Sorry for the late answer.
Thanks for proposing your help.
Normally, money is not so much of an issue : I try to be conservative with it, but on paper the server where I moved on June 30th is more than powerful enough for running the site, and still cheap enough for me to afford without thinking twice. AAO shouldn't need a more expensive hosting - and really, all my monitoring shows that the site uses but a small fraction of the server's processing power and memory.
The issue here is that I have no idea left as to what causes these crashes.
- Ever since they started occurring, I never was able to find logs corresponding to the crash - everything seems perfectly normal until nothing runs anymore.

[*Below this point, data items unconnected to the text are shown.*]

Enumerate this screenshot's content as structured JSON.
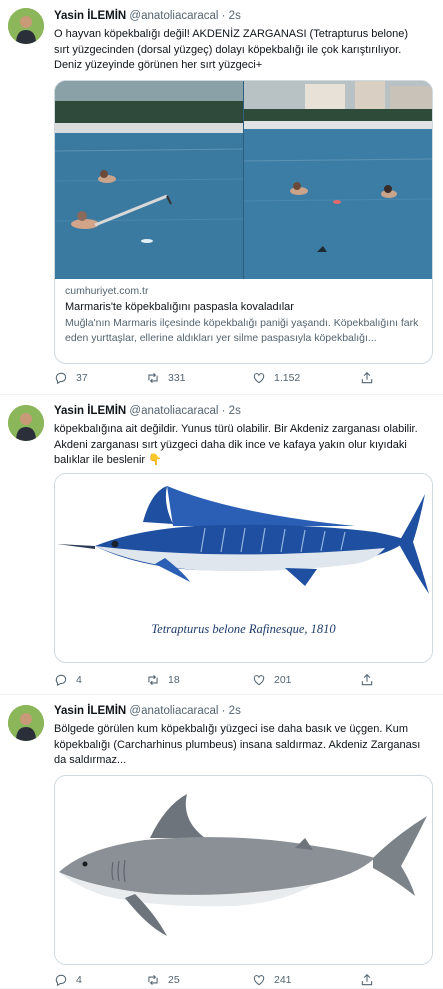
{
  "tweets": [
    {
      "author": "Yasin İLEMİN",
      "handle": "@anatoliacaracal",
      "time": "· 2s",
      "text": "O hayvan köpekbalığı değil! AKDENİZ ZARGANASI (Tetrapturus belone) sırt yüzgecinden (dorsal yüzgeç) dolayı köpekbalığı ile çok karıştırılıyor. Deniz yüzeyinde görünen her sırt yüzgeci+",
      "card": {
        "domain": "cumhuriyet.com.tr",
        "title": "Marmaris'te köpekbalığını paspasla kovaladılar",
        "description": "Muğla'nın Marmaris ilçesinde köpekbalığı paniği yaşandı. Köpekbalığını fark eden yurttaşlar, ellerine aldıkları yer silme paspasıyla köpekbalığı..."
      },
      "stats": {
        "replies": "37",
        "retweets": "331",
        "likes": "1.152"
      }
    },
    {
      "author": "Yasin İLEMİN",
      "handle": "@anatoliacaracal",
      "time": "· 2s",
      "text": "köpekbalığına ait değildir. Yunus türü olabilir. Bir Akdeniz zarganası olabilir. Akdeni zarganası sırt yüzgeci daha dik ince ve kafaya yakın olur kıyıdaki balıklar ile beslenir 👇",
      "caption": "Tetrapturus belone Rafinesque, 1810",
      "stats": {
        "replies": "4",
        "retweets": "18",
        "likes": "201"
      }
    },
    {
      "author": "Yasin İLEMİN",
      "handle": "@anatoliacaracal",
      "time": "· 2s",
      "text": "Bölgede görülen kum köpekbalığı yüzgeci ise daha basık ve üçgen. Kum köpekbalığı (Carcharhinus plumbeus) insana saldırmaz. Akdeniz Zarganası da saldırmaz...",
      "stats": {
        "replies": "4",
        "retweets": "25",
        "likes": "241"
      }
    }
  ],
  "icons": [
    "reply-icon",
    "retweet-icon",
    "like-icon",
    "share-icon"
  ],
  "colors": {
    "text": "#0f1419",
    "secondary": "#536471",
    "border": "#cfd9de",
    "marlin_blue": "#1f4fa0"
  }
}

- They keep occurring on the new server, even though I changed system architecture and the version of most software involved, doubled the RAM and tripled the processing power, so it shouldn't be a hardware issue - or so I'd hope.

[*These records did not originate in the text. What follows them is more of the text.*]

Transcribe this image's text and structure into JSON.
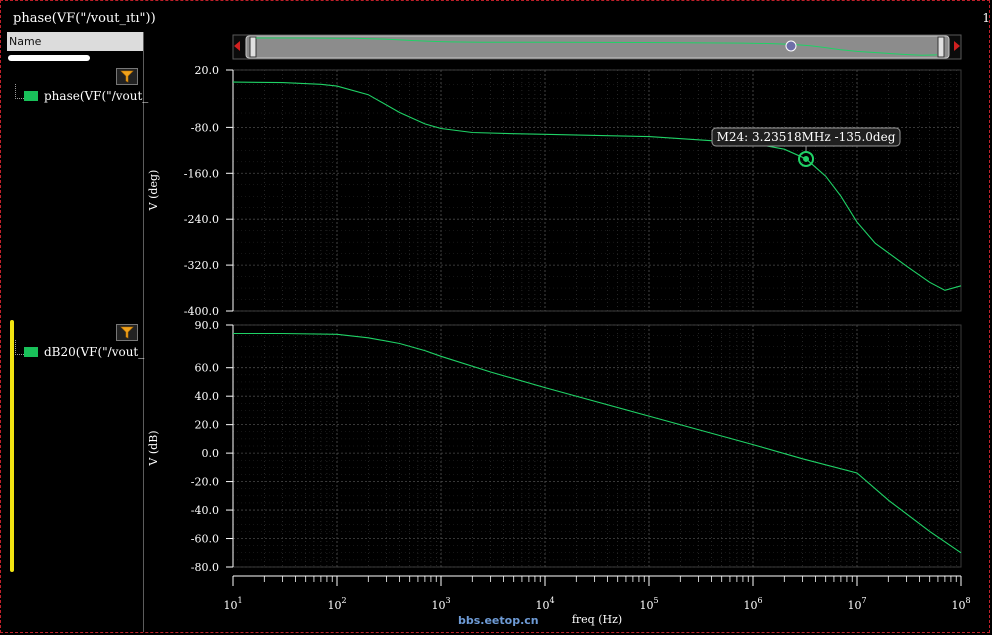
{
  "window": {
    "title": "phase(VF(\"/vout_ıtı\"))",
    "number": "1"
  },
  "panel": {
    "header": "Name",
    "traces": [
      {
        "label": "phase(VF(\"/vout_",
        "color": "#19c15a"
      },
      {
        "label": "dB20(VF(\"/vout_",
        "color": "#19c15a"
      }
    ]
  },
  "colors": {
    "trace": "#1fd266",
    "grid": "#4a4a4a",
    "background": "#000000",
    "marker": "#1fd266"
  },
  "chart_data": [
    {
      "type": "line",
      "ylabel": "V (deg)",
      "ylim": [
        -400,
        20
      ],
      "yticks": [
        "20.0",
        "-80.0",
        "-160.0",
        "-240.0",
        "-320.0",
        "-400.0"
      ],
      "ytick_values": [
        20,
        -80,
        -160,
        -240,
        -320,
        -400
      ],
      "xscale": "log",
      "series": [
        {
          "x": [
            10,
            30,
            70,
            100,
            200,
            400,
            700,
            1000,
            2000,
            5000,
            10000,
            100000,
            1000000,
            2000000,
            3235180,
            5000000,
            7000000,
            10000000,
            15000000,
            30000000,
            50000000,
            70000000,
            100000000
          ],
          "values": [
            -1,
            -2,
            -5,
            -8,
            -23,
            -54,
            -74,
            -82,
            -89,
            -91,
            -92,
            -96,
            -108,
            -118,
            -135,
            -165,
            -200,
            -245,
            -282,
            -322,
            -350,
            -364,
            -356
          ]
        }
      ],
      "marker": {
        "label": "M24: 3.23518MHz -135.0deg",
        "x": 3235180,
        "y": -135.0
      }
    },
    {
      "type": "line",
      "ylabel": "V (dB)",
      "xlabel": "freq (Hz)",
      "ylim": [
        -80,
        90
      ],
      "yticks": [
        "90.0",
        "60.0",
        "40.0",
        "20.0",
        "0.0",
        "-20.0",
        "-40.0",
        "-60.0",
        "-80.0"
      ],
      "ytick_values": [
        90,
        60,
        40,
        20,
        0,
        -20,
        -40,
        -60,
        -80
      ],
      "xscale": "log",
      "xlim": [
        10,
        100000000
      ],
      "xticks": [
        "10",
        "10",
        "10",
        "10",
        "10",
        "10",
        "10",
        "10"
      ],
      "xtick_exponents": [
        "1",
        "2",
        "3",
        "4",
        "5",
        "6",
        "7",
        "8"
      ],
      "series": [
        {
          "x": [
            10,
            30,
            100,
            200,
            400,
            700,
            1000,
            3000,
            10000,
            100000,
            1000000,
            3000000,
            10000000,
            20000000,
            50000000,
            100000000
          ],
          "values": [
            84,
            84,
            83.5,
            81,
            77,
            72,
            68,
            57,
            46,
            26,
            6,
            -4,
            -14,
            -33,
            -55,
            -70
          ]
        }
      ]
    }
  ],
  "watermark": "bbs.eetop.cn"
}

- They occur seemingly randomly : sometimes a long time after the previous reboot, sometimes a very short time (eg. I was forced to reboot the server on July 9th for a short time, but on July 10th we had yet another severe crash... but nothing since I rebooted it on July 11th), and monitoring does not show any issue regarding memory usage, so it cannot be a memory leak, or more generally a RAM issue.

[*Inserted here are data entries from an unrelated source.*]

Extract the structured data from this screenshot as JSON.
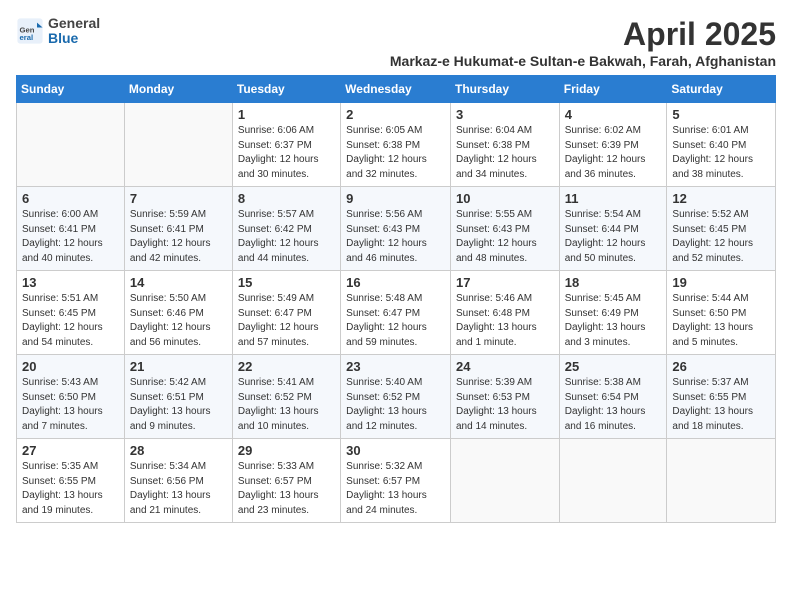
{
  "header": {
    "logo_general": "General",
    "logo_blue": "Blue",
    "month_title": "April 2025",
    "location": "Markaz-e Hukumat-e Sultan-e Bakwah, Farah, Afghanistan"
  },
  "days_of_week": [
    "Sunday",
    "Monday",
    "Tuesday",
    "Wednesday",
    "Thursday",
    "Friday",
    "Saturday"
  ],
  "weeks": [
    [
      {
        "day": "",
        "info": ""
      },
      {
        "day": "",
        "info": ""
      },
      {
        "day": "1",
        "info": "Sunrise: 6:06 AM\nSunset: 6:37 PM\nDaylight: 12 hours\nand 30 minutes."
      },
      {
        "day": "2",
        "info": "Sunrise: 6:05 AM\nSunset: 6:38 PM\nDaylight: 12 hours\nand 32 minutes."
      },
      {
        "day": "3",
        "info": "Sunrise: 6:04 AM\nSunset: 6:38 PM\nDaylight: 12 hours\nand 34 minutes."
      },
      {
        "day": "4",
        "info": "Sunrise: 6:02 AM\nSunset: 6:39 PM\nDaylight: 12 hours\nand 36 minutes."
      },
      {
        "day": "5",
        "info": "Sunrise: 6:01 AM\nSunset: 6:40 PM\nDaylight: 12 hours\nand 38 minutes."
      }
    ],
    [
      {
        "day": "6",
        "info": "Sunrise: 6:00 AM\nSunset: 6:41 PM\nDaylight: 12 hours\nand 40 minutes."
      },
      {
        "day": "7",
        "info": "Sunrise: 5:59 AM\nSunset: 6:41 PM\nDaylight: 12 hours\nand 42 minutes."
      },
      {
        "day": "8",
        "info": "Sunrise: 5:57 AM\nSunset: 6:42 PM\nDaylight: 12 hours\nand 44 minutes."
      },
      {
        "day": "9",
        "info": "Sunrise: 5:56 AM\nSunset: 6:43 PM\nDaylight: 12 hours\nand 46 minutes."
      },
      {
        "day": "10",
        "info": "Sunrise: 5:55 AM\nSunset: 6:43 PM\nDaylight: 12 hours\nand 48 minutes."
      },
      {
        "day": "11",
        "info": "Sunrise: 5:54 AM\nSunset: 6:44 PM\nDaylight: 12 hours\nand 50 minutes."
      },
      {
        "day": "12",
        "info": "Sunrise: 5:52 AM\nSunset: 6:45 PM\nDaylight: 12 hours\nand 52 minutes."
      }
    ],
    [
      {
        "day": "13",
        "info": "Sunrise: 5:51 AM\nSunset: 6:45 PM\nDaylight: 12 hours\nand 54 minutes."
      },
      {
        "day": "14",
        "info": "Sunrise: 5:50 AM\nSunset: 6:46 PM\nDaylight: 12 hours\nand 56 minutes."
      },
      {
        "day": "15",
        "info": "Sunrise: 5:49 AM\nSunset: 6:47 PM\nDaylight: 12 hours\nand 57 minutes."
      },
      {
        "day": "16",
        "info": "Sunrise: 5:48 AM\nSunset: 6:47 PM\nDaylight: 12 hours\nand 59 minutes."
      },
      {
        "day": "17",
        "info": "Sunrise: 5:46 AM\nSunset: 6:48 PM\nDaylight: 13 hours\nand 1 minute."
      },
      {
        "day": "18",
        "info": "Sunrise: 5:45 AM\nSunset: 6:49 PM\nDaylight: 13 hours\nand 3 minutes."
      },
      {
        "day": "19",
        "info": "Sunrise: 5:44 AM\nSunset: 6:50 PM\nDaylight: 13 hours\nand 5 minutes."
      }
    ],
    [
      {
        "day": "20",
        "info": "Sunrise: 5:43 AM\nSunset: 6:50 PM\nDaylight: 13 hours\nand 7 minutes."
      },
      {
        "day": "21",
        "info": "Sunrise: 5:42 AM\nSunset: 6:51 PM\nDaylight: 13 hours\nand 9 minutes."
      },
      {
        "day": "22",
        "info": "Sunrise: 5:41 AM\nSunset: 6:52 PM\nDaylight: 13 hours\nand 10 minutes."
      },
      {
        "day": "23",
        "info": "Sunrise: 5:40 AM\nSunset: 6:52 PM\nDaylight: 13 hours\nand 12 minutes."
      },
      {
        "day": "24",
        "info": "Sunrise: 5:39 AM\nSunset: 6:53 PM\nDaylight: 13 hours\nand 14 minutes."
      },
      {
        "day": "25",
        "info": "Sunrise: 5:38 AM\nSunset: 6:54 PM\nDaylight: 13 hours\nand 16 minutes."
      },
      {
        "day": "26",
        "info": "Sunrise: 5:37 AM\nSunset: 6:55 PM\nDaylight: 13 hours\nand 18 minutes."
      }
    ],
    [
      {
        "day": "27",
        "info": "Sunrise: 5:35 AM\nSunset: 6:55 PM\nDaylight: 13 hours\nand 19 minutes."
      },
      {
        "day": "28",
        "info": "Sunrise: 5:34 AM\nSunset: 6:56 PM\nDaylight: 13 hours\nand 21 minutes."
      },
      {
        "day": "29",
        "info": "Sunrise: 5:33 AM\nSunset: 6:57 PM\nDaylight: 13 hours\nand 23 minutes."
      },
      {
        "day": "30",
        "info": "Sunrise: 5:32 AM\nSunset: 6:57 PM\nDaylight: 13 hours\nand 24 minutes."
      },
      {
        "day": "",
        "info": ""
      },
      {
        "day": "",
        "info": ""
      },
      {
        "day": "",
        "info": ""
      }
    ]
  ]
}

- The new server is a VM, not a physical machine, so it cannot be a processor overheat (otherwise it would take down the whole hypervisor, affecting dozens of other clients, and the host would reboot it)
- The kernel is configured to reboot automatically in case of kernel panic, yet it doesn't... So the crash seems severe enough to bypass even the most basic kernel recovery systems.
- I also have other sites operating on other servers with the same setup (in fact, one is identical to the previous AAO server), and the others don't have this issue. They have much less traffic as well, but aside from that are pretty much identical... So this would seem to indicate it's specific to AAO, either because of the amount of traffic, or something in the site code deployed on AAO itself.
But I'm still stuck on what kind of application bug (if it's an issue within the AAO site or forum code) could crash the server so severely that it doesn't even go through kernel panic... And why it didn't occur on the previous server (the one before April 2017's move), where everything was pretty much the same - and we had more traffic back then as well.
So yeah, right now I'm keeping a close eye on it, but it's still a mystery to me :-/
And no, so far it doesn't look like there is a risk of data loss. In any case, I have weekly backups being exported so I should be able to recover most contents in case of issues.
If knowledge can create problems, it is not through ignorance that we can solve them. Si le savoir peut créer des problèmes, ce n'est pas l'ignorance qui les résoudra.
( Isaac Asimov )